Labour isn’t working (but nor is stakeholder capitalism)
24 June, 2022
We’re not used to strikes. In an era of low inflation, low interest rates and a (relatively) low cost of living, they were an infrequent occurrence. But we will have every opportunity to get used to them, as wages fail to keep pace with the cost of living and companies look to manage their labour costs through making savings that workers are unhappy with.
It’s disappointing, but not just because strikes cause disruption. The truth is that we hoped that the much used (and abused) term “stakeholder capitalism” meant we’d found better ways to navigate these disputes. If stakeholder capitalism means anything, it means balancing the needs of all your different groups – not just investors, but suppliers, employees, regulators and customers. Sure, in the short term there may be trade offs and negotiation, but they should be understood by everyone as a necessary step towards a more balanced approach to sustainability in its broader sense.
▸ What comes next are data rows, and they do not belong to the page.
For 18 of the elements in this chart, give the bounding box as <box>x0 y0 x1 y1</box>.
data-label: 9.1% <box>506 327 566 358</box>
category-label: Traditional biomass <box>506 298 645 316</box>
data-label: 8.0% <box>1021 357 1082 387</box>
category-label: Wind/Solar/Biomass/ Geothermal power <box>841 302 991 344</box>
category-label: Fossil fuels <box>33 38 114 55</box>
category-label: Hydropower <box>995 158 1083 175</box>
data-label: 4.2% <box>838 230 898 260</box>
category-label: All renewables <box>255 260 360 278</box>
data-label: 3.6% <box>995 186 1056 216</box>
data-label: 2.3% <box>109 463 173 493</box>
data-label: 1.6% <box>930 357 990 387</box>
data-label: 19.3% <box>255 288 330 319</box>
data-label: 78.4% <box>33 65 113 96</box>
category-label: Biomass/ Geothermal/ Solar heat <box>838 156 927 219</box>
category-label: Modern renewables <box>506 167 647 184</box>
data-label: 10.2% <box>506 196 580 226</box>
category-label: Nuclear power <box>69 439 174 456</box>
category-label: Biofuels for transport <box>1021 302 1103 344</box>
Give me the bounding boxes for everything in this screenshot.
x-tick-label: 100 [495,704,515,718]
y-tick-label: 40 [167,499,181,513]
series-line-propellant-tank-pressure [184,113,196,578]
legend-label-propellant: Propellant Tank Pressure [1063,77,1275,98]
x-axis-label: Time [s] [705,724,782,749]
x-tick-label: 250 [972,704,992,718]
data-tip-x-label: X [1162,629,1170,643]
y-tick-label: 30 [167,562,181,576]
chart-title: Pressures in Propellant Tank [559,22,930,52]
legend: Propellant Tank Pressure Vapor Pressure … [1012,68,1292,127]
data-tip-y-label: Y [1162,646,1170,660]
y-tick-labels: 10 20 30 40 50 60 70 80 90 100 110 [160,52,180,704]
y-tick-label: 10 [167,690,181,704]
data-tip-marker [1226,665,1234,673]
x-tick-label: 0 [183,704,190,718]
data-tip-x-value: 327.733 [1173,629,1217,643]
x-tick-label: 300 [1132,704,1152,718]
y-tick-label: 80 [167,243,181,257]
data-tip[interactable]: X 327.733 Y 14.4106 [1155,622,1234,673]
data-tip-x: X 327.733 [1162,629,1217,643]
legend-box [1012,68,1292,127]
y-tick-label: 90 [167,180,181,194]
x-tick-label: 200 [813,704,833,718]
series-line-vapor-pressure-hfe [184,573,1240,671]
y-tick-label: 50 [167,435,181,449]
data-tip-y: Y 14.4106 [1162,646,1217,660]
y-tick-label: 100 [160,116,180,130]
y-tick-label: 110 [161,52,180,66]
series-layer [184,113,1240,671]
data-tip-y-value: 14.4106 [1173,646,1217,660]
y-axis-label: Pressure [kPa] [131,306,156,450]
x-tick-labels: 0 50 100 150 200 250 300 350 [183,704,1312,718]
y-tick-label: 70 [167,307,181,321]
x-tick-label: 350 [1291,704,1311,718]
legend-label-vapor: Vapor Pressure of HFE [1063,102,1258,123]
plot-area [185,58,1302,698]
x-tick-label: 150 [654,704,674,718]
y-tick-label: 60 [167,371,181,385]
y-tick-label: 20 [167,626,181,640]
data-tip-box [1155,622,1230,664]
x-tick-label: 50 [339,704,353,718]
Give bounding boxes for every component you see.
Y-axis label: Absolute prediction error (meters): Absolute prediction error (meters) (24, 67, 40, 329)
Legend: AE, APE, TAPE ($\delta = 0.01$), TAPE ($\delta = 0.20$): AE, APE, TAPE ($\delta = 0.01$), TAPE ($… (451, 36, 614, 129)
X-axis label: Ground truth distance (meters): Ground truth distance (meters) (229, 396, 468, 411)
No one wants strikes, at least in principle. Workers want to be working and to be paid, fairly, and business owners want to be able to run their business so they can pay them. But that only happens when there is trust, shared purpose and a belief in the fundamental good faith of the other group.
Perhaps it was naïve to think we’d moved from the antagonistic labour relations of the Seventies towards a more collaborative model, but clearly the veneer of stakeholder capitalism is very thin. If it was embedded, then fair pay, fair treatment and a shared understanding of and agreement on priorities between businesses and employees would be part of every business’s approach, high on the list of ESG material issues. Conversations about purpose wouldn’t just take place in the board room, but would happen each day throughout the business, and between employees and the decisions taken would flow through the business from top to bottom. Just as we hope the energy crisis delivers more sustainable energy, even as it threatens to deliver less, this inflationary shock could be the catalyst needed to turn shared value into something more tangible and durable.